BLANTERORBITv102

My Blue

Jumat, 07 Juli 2023

 


Beni merapikan semua barang-barangnya. Keputusannya kali ini sudah begitu bulat untuk tinggal di rumah tantenya yang lebih dekat dengan kampus. Bukan keputusan mudah bagi Beni yang masih ingin tawuran dan nakal namun harus fokus pada masadepan dan pendidikannya. Melepaskan kebiasaan nongkrong dan kumpul-kumpul tidak jelas setiap harinya.

Sebenarnya jarak dari rumah ke kampus juga tidak begitu jauh. Hanya setengah jam perjalanan dengan motornya. Beni juga jadi masih bisa mengurus bengkelnya dan curi-curi pandang serta mencari kesempatan untuk melihat Sofia, istri dari mantan rivalnya dulu.

Memandangi Sofia yang sedang menemani Arman sembari mengawasi si kembar yang pecicilan dan begitu aktiv seolah tenaganya tak bisa habis. Melihat Sofia yang dengan sabar mendengarkan anak-anaknya mengoceh sembari menemani Arman yang sedang bersiap menutup distronya. Pemandangan indah yang begitu ingin Beni rebut.

Namun sayang sekarang semuanya harus ia pendam dalam-dalam. Niatan Beni merebut Sofia juga sudah coba ia lupakan meskipun terasa begitu berat dan sulit. Sampai seperti sekarang, ini adalah salah satu caranya move on dan memulai lembaran baru dalam hidupnya.

“Makasih Tan…” ucap Beni begitu tantenya memberinya kunci serep rumah padanya sebelum berangkat kuliah pagi ini.
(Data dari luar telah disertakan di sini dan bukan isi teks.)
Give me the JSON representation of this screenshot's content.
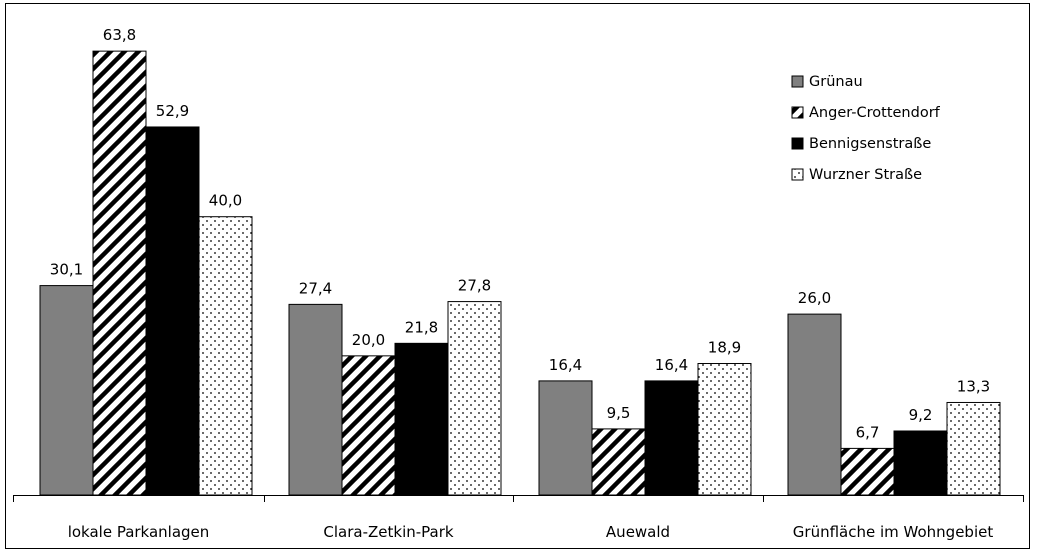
{
  "colors": {
    "grunau": "#808080",
    "anger": "#000000",
    "bennigsen": "#000000",
    "wurzner": "#ffffff",
    "frame": "#000000"
  },
  "chart_data": {
    "type": "bar",
    "title": "",
    "xlabel": "",
    "ylabel": "",
    "ylim": [
      0,
      70
    ],
    "grid": false,
    "legend_position": "top-right",
    "categories": [
      "lokale Parkanlagen",
      "Clara-Zetkin-Park",
      "Auewald",
      "Grünfläche im Wohngebiet"
    ],
    "series": [
      {
        "name": "Grünau",
        "fill": "solid-gray",
        "values": [
          30.1,
          27.4,
          16.4,
          26.0
        ],
        "labels": [
          "30,1",
          "27,4",
          "16,4",
          "26,0"
        ]
      },
      {
        "name": "Anger-Crottendorf",
        "fill": "diagonal-hatch",
        "values": [
          63.8,
          20.0,
          9.5,
          6.7
        ],
        "labels": [
          "63,8",
          "20,0",
          "9,5",
          "6,7"
        ]
      },
      {
        "name": "Bennigsenstraße",
        "fill": "solid-black",
        "values": [
          52.9,
          21.8,
          16.4,
          9.2
        ],
        "labels": [
          "52,9",
          "21,8",
          "16,4",
          "9,2"
        ]
      },
      {
        "name": "Wurzner Straße",
        "fill": "dotted",
        "values": [
          40.0,
          27.8,
          18.9,
          13.3
        ],
        "labels": [
          "40,0",
          "27,8",
          "18,9",
          "13,3"
        ]
      }
    ]
  }
}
Seperti pagi-pagi yang biasanya, kegiatan kuliah juga hanya begitu-begitu saja. Membosankan. Tetap bagi Beni masa paling indahnya adalah saat di STM, meskipun memang gadis di STM hanya sedikit dan bisa di hitung jari. Tapi bagi Beni yang sudah terlanjur menyukai Sofia yang berstatus sebagai istri orang itu tak dapat berbuat apa-apa.

Sampai ia melihat seorang gadis manis di kelasnya yang sering menyendiri. Dila, Beni pernah sekelompok dengannya dulu. Tapi Beni merasa tak banyak bicara dengannya. Dila pendiam, mungkin sedikit pemalu atau memang Beni yang kurang asik. Entahlah yang jelas Beni tak begitu akrab dan familiar dengan gadis itu.
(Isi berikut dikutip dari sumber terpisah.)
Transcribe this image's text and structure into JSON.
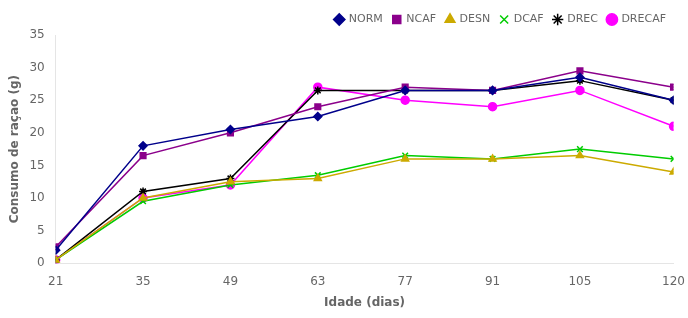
{
  "chart_data": {
    "type": "line",
    "x": [
      21,
      35,
      49,
      63,
      77,
      91,
      105,
      120
    ],
    "series": [
      {
        "name": "NORM",
        "color": "#00008B",
        "marker": "diamond",
        "values": [
          2.0,
          18.0,
          20.5,
          22.5,
          26.5,
          26.5,
          28.5,
          25.0
        ]
      },
      {
        "name": "NCAF",
        "color": "#8B008B",
        "marker": "square",
        "values": [
          2.5,
          16.5,
          20.0,
          24.0,
          27.0,
          26.5,
          29.5,
          27.0
        ]
      },
      {
        "name": "DESN",
        "color": "#ccaa00",
        "marker": "triangle",
        "values": [
          0.5,
          10.0,
          12.5,
          13.0,
          16.0,
          16.0,
          16.5,
          14.0
        ]
      },
      {
        "name": "DCAF",
        "color": "#00cc00",
        "marker": "x",
        "values": [
          0.5,
          9.5,
          12.0,
          13.5,
          16.5,
          16.0,
          17.5,
          16.0
        ]
      },
      {
        "name": "DREC",
        "color": "#000000",
        "marker": "star",
        "values": [
          0.5,
          11.0,
          13.0,
          26.5,
          26.5,
          26.5,
          28.0,
          25.0
        ]
      },
      {
        "name": "DRECAF",
        "color": "#ff00ff",
        "marker": "circle",
        "values": [
          0.5,
          10.0,
          12.0,
          27.0,
          25.0,
          24.0,
          26.5,
          21.0
        ]
      }
    ],
    "xlabel": "Idade (dias)",
    "ylabel": "Consumo de raçao (g)",
    "xlim": [
      21,
      120
    ],
    "xticks": [
      21,
      35,
      49,
      63,
      77,
      91,
      105,
      120
    ],
    "ylim": [
      0,
      35
    ],
    "yticks": [
      0,
      5,
      10,
      15,
      20,
      25,
      30,
      35
    ],
    "grid": false,
    "legend": "upper right"
  }
}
Beni terus memandanginya dari ujung kelas. Dila cantik, tapi kenapa ya dia terus menyendiri? Maka sejak itu Beni mulai menetapkan Dila sebagai target kesenangannya yang baru. Beni mulai memperhatikan Dila hampir di setiap kesempatan. Memantau dari sosmednya sampai memperhatikan kemana kegiatan Dila setelah selesai kelas.

Sampai Beni hapal dan sudah langsung pura-pura menunggu Dila. Seperti saat ini ia duduk di bangku taman fakultasnya dan melihat Dila yang datang tak berselang lama sembari membawa laptopnya, bersiap mengerjakan tugas disana. Jika biasanya Beni hanya diam kali ini ia coba memberanikan diri mendekati Dila yang sendirian itu.

“Hai!” sapa Beni lalu langsung duduk di depan Dila.

“Hai…” sautnya singkat. Dila begitu cuek dan dingin.

“Kamu tau kan kita sekelas?” Beni berbasa-basi dengan tololnya.

Dila tertawa mendengar pertanyaan Beni. “Ben, kita udah 4 semester barang, masa iya aku ga tau!” sautnya yang membuat suasana sedikit lebih cair.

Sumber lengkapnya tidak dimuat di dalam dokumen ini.